Montgomery County Lab Visit Stirs Interest in Science
Sunday, October 11, 2009
Montgomery County has hit on the formula for getting young people interested in science: Unleash 190 seventh-graders in a building full of robots, prosthetic limbs, microscopes, remote-controlled surgical arms and bacteria-filled flasks, and watch what happens.
That's how it worked for Yzella Viadaurre and Kirsten Peacock, two 12-year-olds from Shady Grove Middle School on a field trip Friday to the Shady Grove Life Sciences Center. They wandered over to Rachel Norwood, a bioprocess engineer for Human Genome Sciences, who explained her work with a flask of mucus-colored bacteria.
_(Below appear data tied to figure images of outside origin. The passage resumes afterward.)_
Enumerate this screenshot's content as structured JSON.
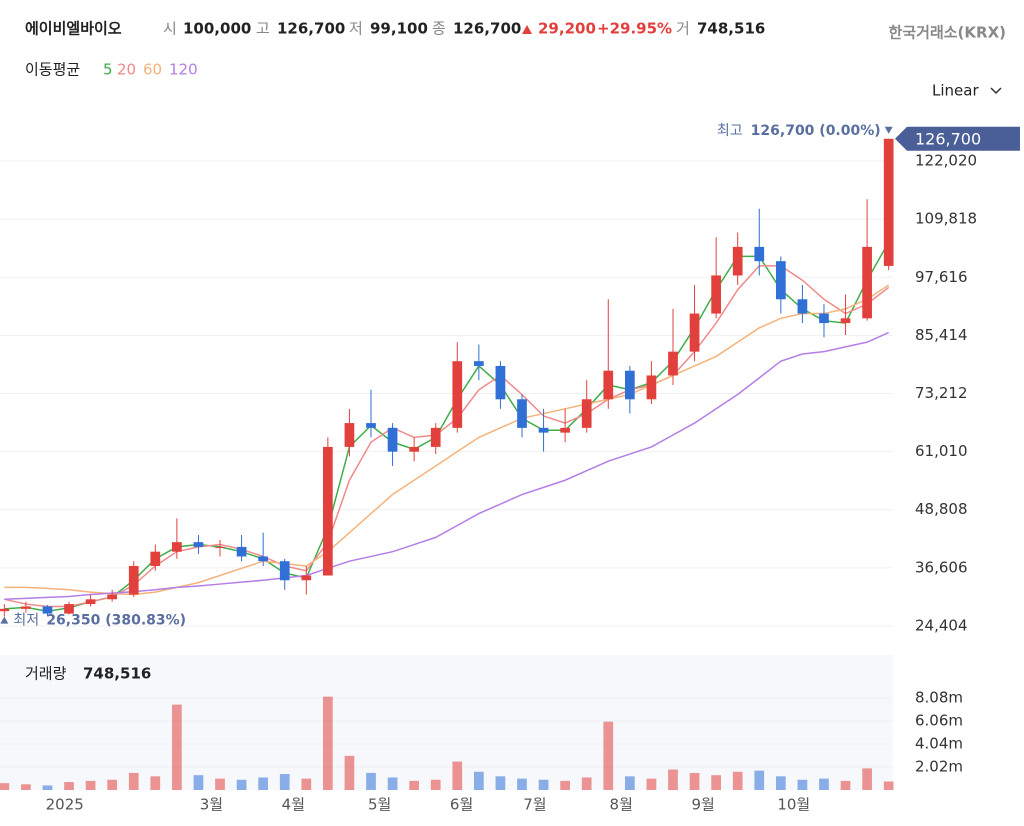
{
  "header": {
    "name": "에이비엘바이오",
    "open_label": "시",
    "open": "100,000",
    "high_label": "고",
    "high": "126,700",
    "low_label": "저",
    "low": "99,100",
    "close_label": "종",
    "close": "126,700",
    "change": "29,200",
    "change_pct": "+29.95%",
    "volume_label": "거",
    "volume": "748,516",
    "exchange": "한국거래소(KRX)",
    "ma_label": "이동평균",
    "scale_mode": "Linear"
  },
  "chart_data": [
    {
      "type": "candlestick",
      "up_color": "#e2403c",
      "down_color": "#2f6fd6",
      "grid": true,
      "max_label": "최고",
      "max_text": "126,700 (0.00%)",
      "min_label": "최저",
      "min_text": "26,350 (380.83%)",
      "x": [
        0,
        5,
        10,
        15,
        20,
        25,
        30,
        35,
        40,
        45,
        50,
        55,
        60,
        65,
        70,
        75,
        80,
        85,
        90,
        95,
        100,
        105,
        110,
        115,
        120,
        125,
        130,
        135,
        140,
        145,
        150,
        155,
        160,
        165,
        170,
        175,
        180,
        185,
        190,
        195,
        200,
        205
      ],
      "open": [
        27500,
        28000,
        28500,
        27000,
        29000,
        30000,
        31000,
        37000,
        40000,
        42000,
        41000,
        41000,
        39000,
        38000,
        34000,
        35000,
        62000,
        67000,
        66000,
        61000,
        62000,
        66000,
        80000,
        79000,
        72000,
        66000,
        65000,
        66000,
        72000,
        78000,
        72000,
        77000,
        82000,
        90000,
        98000,
        104000,
        101000,
        93000,
        90000,
        88000,
        89000,
        100000
      ],
      "high": [
        29000,
        29500,
        28800,
        29500,
        31000,
        32000,
        38000,
        41500,
        47000,
        43500,
        42500,
        43500,
        44000,
        38500,
        37000,
        64000,
        70000,
        74000,
        67000,
        64000,
        67000,
        84000,
        83500,
        80000,
        73000,
        70000,
        70000,
        76000,
        93000,
        79000,
        80000,
        91000,
        96000,
        106000,
        107000,
        112000,
        102000,
        96000,
        92000,
        94000,
        114000,
        126700
      ],
      "low": [
        26350,
        27200,
        26500,
        26800,
        28500,
        29500,
        30500,
        36000,
        38500,
        39500,
        39000,
        38000,
        37000,
        32000,
        31000,
        35000,
        60000,
        64000,
        58000,
        59000,
        60500,
        65000,
        76000,
        70000,
        64000,
        61000,
        63000,
        65000,
        70000,
        69000,
        71000,
        75000,
        80000,
        89000,
        96000,
        98000,
        90000,
        88000,
        85000,
        85500,
        88500,
        99100
      ],
      "close": [
        28000,
        28500,
        27000,
        29000,
        30000,
        31000,
        37000,
        40000,
        42000,
        41000,
        41000,
        39000,
        38000,
        34000,
        35000,
        62000,
        67000,
        66000,
        61000,
        62000,
        66000,
        80000,
        79000,
        72000,
        66000,
        65000,
        66000,
        72000,
        78000,
        72000,
        77000,
        82000,
        90000,
        98000,
        104000,
        101000,
        93000,
        90000,
        88000,
        89000,
        104000,
        126700
      ],
      "series": [
        {
          "name": "5",
          "color": "#3fae49",
          "values": [
            28000,
            28300,
            27500,
            28200,
            29500,
            30500,
            34000,
            38500,
            41000,
            41500,
            41000,
            40000,
            38500,
            35500,
            34500,
            45000,
            62000,
            66500,
            63000,
            61500,
            64000,
            72000,
            79000,
            75000,
            68000,
            65500,
            65500,
            70000,
            75000,
            74000,
            75500,
            80000,
            87000,
            95000,
            102000,
            102000,
            95000,
            91000,
            88500,
            88000,
            97000,
            105000
          ]
        },
        {
          "name": "20",
          "color": "#f08a8a",
          "values": [
            30000,
            29000,
            28500,
            28500,
            29500,
            30500,
            33000,
            37000,
            40000,
            41000,
            41500,
            40500,
            39000,
            37000,
            36000,
            42000,
            55000,
            63000,
            66000,
            64000,
            64500,
            68000,
            74000,
            77000,
            73000,
            68500,
            67000,
            69000,
            72000,
            74000,
            75000,
            77000,
            82000,
            88000,
            95000,
            100000,
            100000,
            97000,
            93000,
            90000,
            92000,
            95500
          ]
        },
        {
          "name": "60",
          "color": "#f5b37a",
          "values": [
            32500,
            32500,
            32300,
            32000,
            31500,
            31200,
            31000,
            31500,
            32500,
            33500,
            35000,
            36500,
            38000,
            37500,
            37000,
            40000,
            44000,
            48000,
            52000,
            55000,
            58000,
            61000,
            64000,
            66000,
            68000,
            69000,
            70000,
            71000,
            72000,
            73000,
            75000,
            77000,
            79000,
            81000,
            84000,
            87000,
            89000,
            90000,
            90000,
            91000,
            93000,
            96000
          ]
        },
        {
          "name": "120",
          "color": "#b57de8",
          "values": [
            30000,
            30200,
            30400,
            30600,
            31000,
            31300,
            31600,
            32000,
            32500,
            32800,
            33200,
            33600,
            34000,
            34500,
            35000,
            36500,
            38000,
            39000,
            40000,
            41500,
            43000,
            45500,
            48000,
            50000,
            52000,
            53500,
            55000,
            57000,
            59000,
            60500,
            62000,
            64500,
            67000,
            70000,
            73000,
            76500,
            80000,
            81500,
            82000,
            83000,
            84000,
            86000
          ]
        }
      ],
      "xlim": [
        -1,
        206
      ],
      "ylim": [
        19355,
        128542
      ],
      "yticks": [
        {
          "value": 24404,
          "label": "24,404"
        },
        {
          "value": 36606,
          "label": "36,606"
        },
        {
          "value": 48808,
          "label": "48,808"
        },
        {
          "value": 61010,
          "label": "61,010"
        },
        {
          "value": 73212,
          "label": "73,212"
        },
        {
          "value": 85414,
          "label": "85,414"
        },
        {
          "value": 97616,
          "label": "97,616"
        },
        {
          "value": 109818,
          "label": "109,818"
        },
        {
          "value": 122020,
          "label": "122,020"
        }
      ]
    },
    {
      "type": "bar",
      "title": "거래량",
      "last_value_label": "748,516",
      "values": [
        600000,
        500000,
        400000,
        700000,
        800000,
        900000,
        1500000,
        1200000,
        7500000,
        1300000,
        1000000,
        900000,
        1100000,
        1400000,
        1000000,
        8200000,
        3000000,
        1500000,
        1100000,
        800000,
        900000,
        2500000,
        1600000,
        1200000,
        1000000,
        900000,
        800000,
        1100000,
        6000000,
        1200000,
        1000000,
        1800000,
        1500000,
        1300000,
        1600000,
        1700000,
        1200000,
        900000,
        1000000,
        800000,
        1900000,
        748516
      ],
      "xlim": [
        -1,
        206
      ],
      "ylim": [
        0,
        11856000
      ],
      "yticks": [
        {
          "value": 2020000,
          "label": "2.02m"
        },
        {
          "value": 4040000,
          "label": "4.04m"
        },
        {
          "value": 6060000,
          "label": "6.06m"
        },
        {
          "value": 8080000,
          "label": "8.08m"
        }
      ],
      "xticks": [
        {
          "value": 14,
          "label": "2025"
        },
        {
          "value": 48,
          "label": "3월"
        },
        {
          "value": 67,
          "label": "4월"
        },
        {
          "value": 87,
          "label": "5월"
        },
        {
          "value": 106,
          "label": "6월"
        },
        {
          "value": 123,
          "label": "7월"
        },
        {
          "value": 143,
          "label": "8월"
        },
        {
          "value": 162,
          "label": "9월"
        },
        {
          "value": 183,
          "label": "10월"
        }
      ]
    }
  ]
}
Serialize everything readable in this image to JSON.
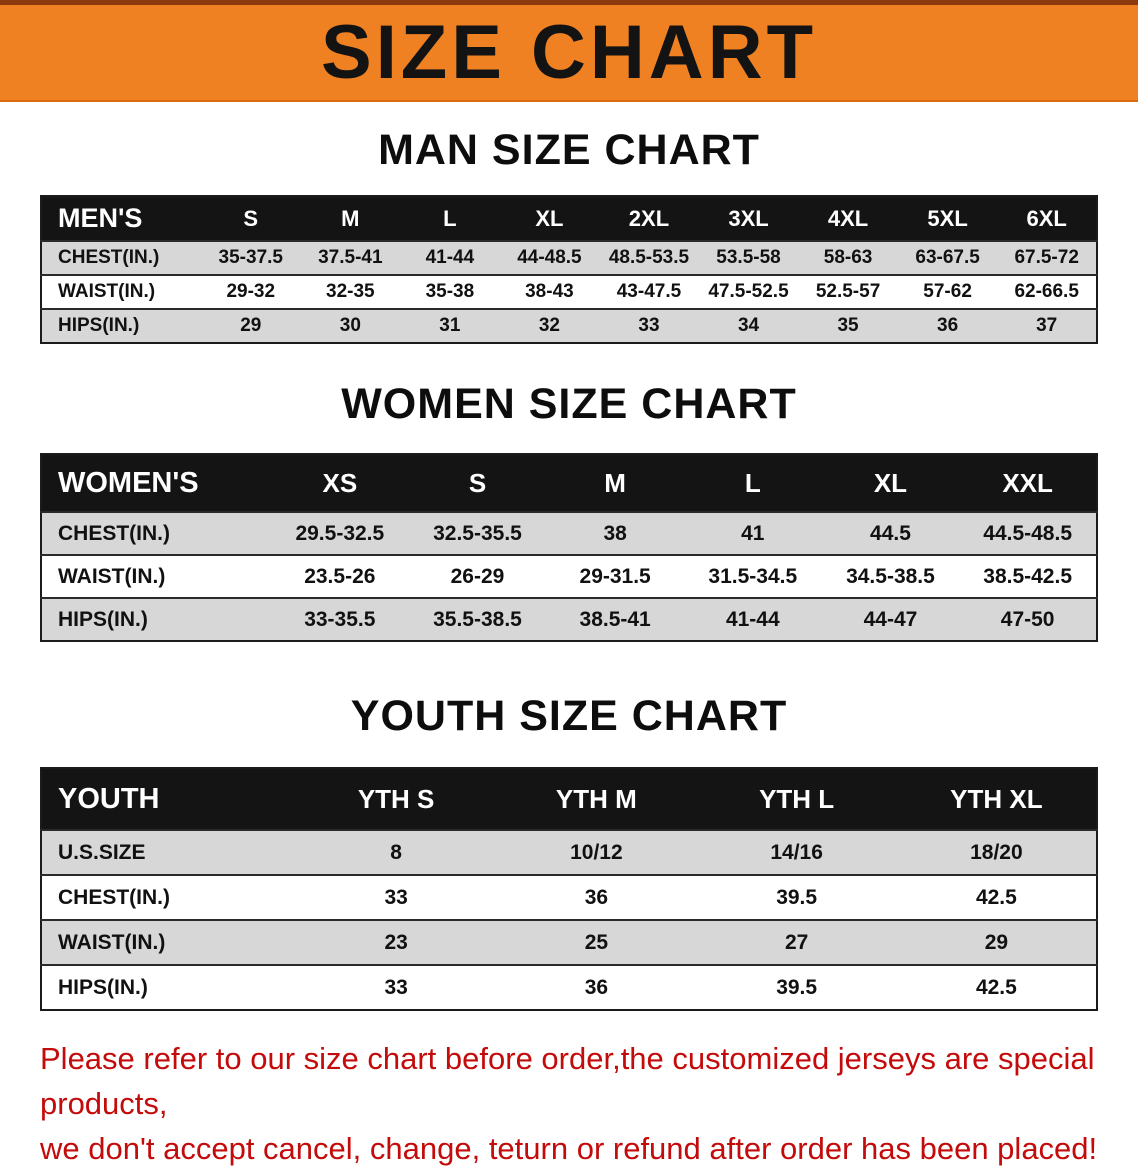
{
  "banner": {
    "title": "SIZE CHART"
  },
  "colors": {
    "banner_bg": "#f08122",
    "table_header_bg": "#141414",
    "row_alt_bg": "#d7d7d7",
    "disclaimer_text": "#c40b0b"
  },
  "sections": [
    {
      "heading": "MAN SIZE CHART",
      "table": {
        "header": [
          "MEN'S",
          "S",
          "M",
          "L",
          "XL",
          "2XL",
          "3XL",
          "4XL",
          "5XL",
          "6XL"
        ],
        "rows": [
          [
            "CHEST(IN.)",
            "35-37.5",
            "37.5-41",
            "41-44",
            "44-48.5",
            "48.5-53.5",
            "53.5-58",
            "58-63",
            "63-67.5",
            "67.5-72"
          ],
          [
            "WAIST(IN.)",
            "29-32",
            "32-35",
            "35-38",
            "38-43",
            "43-47.5",
            "47.5-52.5",
            "52.5-57",
            "57-62",
            "62-66.5"
          ],
          [
            "HIPS(IN.)",
            "29",
            "30",
            "31",
            "32",
            "33",
            "34",
            "35",
            "36",
            "37"
          ]
        ]
      }
    },
    {
      "heading": "WOMEN SIZE CHART",
      "table": {
        "header": [
          "WOMEN'S",
          "XS",
          "S",
          "M",
          "L",
          "XL",
          "XXL"
        ],
        "rows": [
          [
            "CHEST(IN.)",
            "29.5-32.5",
            "32.5-35.5",
            "38",
            "41",
            "44.5",
            "44.5-48.5"
          ],
          [
            "WAIST(IN.)",
            "23.5-26",
            "26-29",
            "29-31.5",
            "31.5-34.5",
            "34.5-38.5",
            "38.5-42.5"
          ],
          [
            "HIPS(IN.)",
            "33-35.5",
            "35.5-38.5",
            "38.5-41",
            "41-44",
            "44-47",
            "47-50"
          ]
        ]
      }
    },
    {
      "heading": "YOUTH SIZE CHART",
      "table": {
        "header": [
          "YOUTH",
          "YTH S",
          "YTH M",
          "YTH L",
          "YTH XL"
        ],
        "rows": [
          [
            "U.S.SIZE",
            "8",
            "10/12",
            "14/16",
            "18/20"
          ],
          [
            "CHEST(IN.)",
            "33",
            "36",
            "39.5",
            "42.5"
          ],
          [
            "WAIST(IN.)",
            "23",
            "25",
            "27",
            "29"
          ],
          [
            "HIPS(IN.)",
            "33",
            "36",
            "39.5",
            "42.5"
          ]
        ]
      }
    }
  ],
  "footer": {
    "line1": "Please refer to our size chart before order,the customized jerseys are special products,",
    "line2": "we don't accept cancel, change, teturn or refund after order has been placed!"
  }
}
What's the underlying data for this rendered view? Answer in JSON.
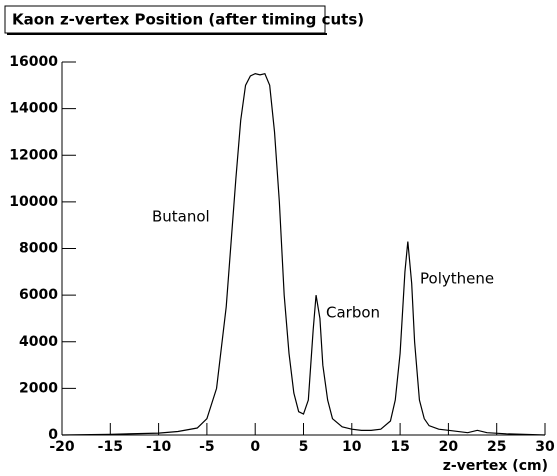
{
  "chart_data": {
    "type": "line",
    "title": "Kaon z-vertex Position (after timing cuts)",
    "x_label": "z-vertex (cm)",
    "annotations": [
      "Butanol",
      "Carbon",
      "Polythene"
    ],
    "color": "#000000",
    "x": [
      -20,
      -15,
      -10,
      -8,
      -6,
      -5,
      -4,
      -3,
      -2,
      -1.5,
      -1,
      -0.5,
      0,
      0.5,
      1,
      1.5,
      2,
      2.5,
      3,
      3.5,
      4,
      4.5,
      5,
      5.5,
      6,
      6.3,
      6.7,
      7,
      7.5,
      8,
      9,
      10,
      11,
      12,
      13,
      14,
      14.5,
      15,
      15.5,
      15.8,
      16.2,
      16.5,
      17,
      17.5,
      18,
      19,
      20,
      22,
      23,
      24,
      26,
      30
    ],
    "values": [
      0,
      30,
      80,
      150,
      300,
      700,
      2000,
      5500,
      11000,
      13500,
      15000,
      15400,
      15500,
      15450,
      15500,
      15000,
      13000,
      10000,
      6000,
      3500,
      1800,
      1000,
      900,
      1500,
      4500,
      6000,
      5000,
      3000,
      1500,
      700,
      350,
      250,
      200,
      200,
      250,
      600,
      1500,
      3500,
      7000,
      8300,
      6500,
      4000,
      1500,
      700,
      400,
      250,
      200,
      100,
      200,
      100,
      50,
      0
    ],
    "xlim": [
      -20,
      30
    ],
    "xticks": [
      -20,
      -15,
      -10,
      -5,
      0,
      5,
      10,
      15,
      20,
      25,
      30
    ],
    "ylim": [
      0,
      16000
    ],
    "yticks": [
      0,
      2000,
      4000,
      6000,
      8000,
      10000,
      12000,
      14000,
      16000
    ]
  }
}
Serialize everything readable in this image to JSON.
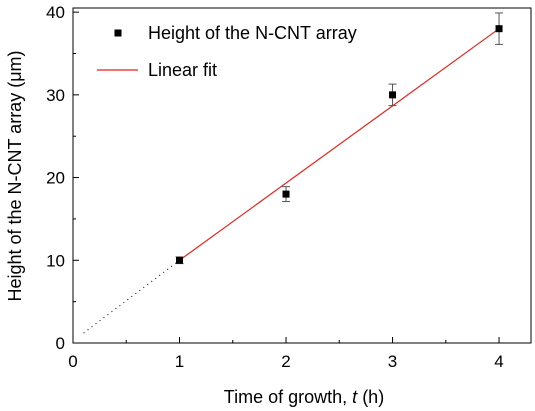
{
  "chart_data": {
    "type": "scatter",
    "xlabel_prefix": "Time of growth, ",
    "xlabel_var": "t",
    "xlabel_suffix": " (h)",
    "ylabel": "Height of the N-CNT array (μm)",
    "xlim": [
      0,
      4.3
    ],
    "ylim": [
      0,
      40.5
    ],
    "x_ticks": [
      0,
      1,
      2,
      3,
      4
    ],
    "y_ticks": [
      0,
      10,
      20,
      30,
      40
    ],
    "grid": false,
    "legend_position": "top-left",
    "series": [
      {
        "name": "Height of the N-CNT array",
        "kind": "points",
        "x": [
          1,
          2,
          3,
          4
        ],
        "y": [
          10,
          18,
          30,
          38
        ],
        "err": [
          0.4,
          0.9,
          1.3,
          1.9
        ],
        "color": "#000000"
      },
      {
        "name": "Linear fit",
        "kind": "line",
        "x": [
          1,
          4
        ],
        "y": [
          10,
          38
        ],
        "color": "#e8231b"
      },
      {
        "name": "",
        "kind": "dotted-extrapolation",
        "x": [
          0.1,
          1
        ],
        "y": [
          1.2,
          10
        ],
        "color": "#000000"
      }
    ]
  }
}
"The way I kind of describe it is, I'm a mom and these are my kids," Norwood said. "I've got to keep them fed, I've got to keep them warm." If she takes good care of them, the genetically modified bacteria will produce drugs that can be used in medicine. A tiny sample in a vial can grow to fill a 20,000-liter vat.
"I'm thinking of being a scientist, because it's actually pretty cool," Yzella said.
"It's really cool what they show you and how they talk about it," Kirsten said. "I never knew there were different kinds of science."
That's exactly the reaction the adults wanted. More than 50 years ago, the launch of the Sputnik satellite by the Soviet Union made science an urgent priority for American schools. But the scientists educated in the shadow of Sputnik are retiring, and educators are hoping that youngsters like the ones from Shady Grove will someday fill the gap.
"The United States is falling behind in science and technology," said Dennis Hansen, president of Shady Grove Adventist Hospital. "To me, this is a way to demonstrate innovation, to inspire innovation."
For the field trip, dubbed Frontiers in Science and Medicine Day, the students visited the Montgomery campus of Johns Hopkins University and were handed white lab coats and latex gloves, then set loose to check out exhibits by working scientists. When they completed a lab, they were awarded a sticker.
The adults came from several companies, including MedImmune, which developed FluMist, the nasal spray flu vaccine, and the J. Craig Venter Institute -- named for one of the biologists to sequence the human genome. (According to his biography, Venter had C's and D's on his eighth-grade report card, which should encourage struggling middle schoolers.)
"A lot of these kids, they want to be scientists, they want to be doctors" because they've been told they should be, said Edward Owusu, principal of Shady Grove. "This is where you catch them. Middle school is where science takes hold. . . . Here, they're jumping right into it."
As they flitted from racing robots to a bioinformatics lesson on sickle cell anemia to microscopes showing cancer cells, the students seemed impressed.
"It's really opened up my eyes to things," said Georgia De Buerba, 12. "I've seen different kinds of cells and how scientists make drugs like medicine."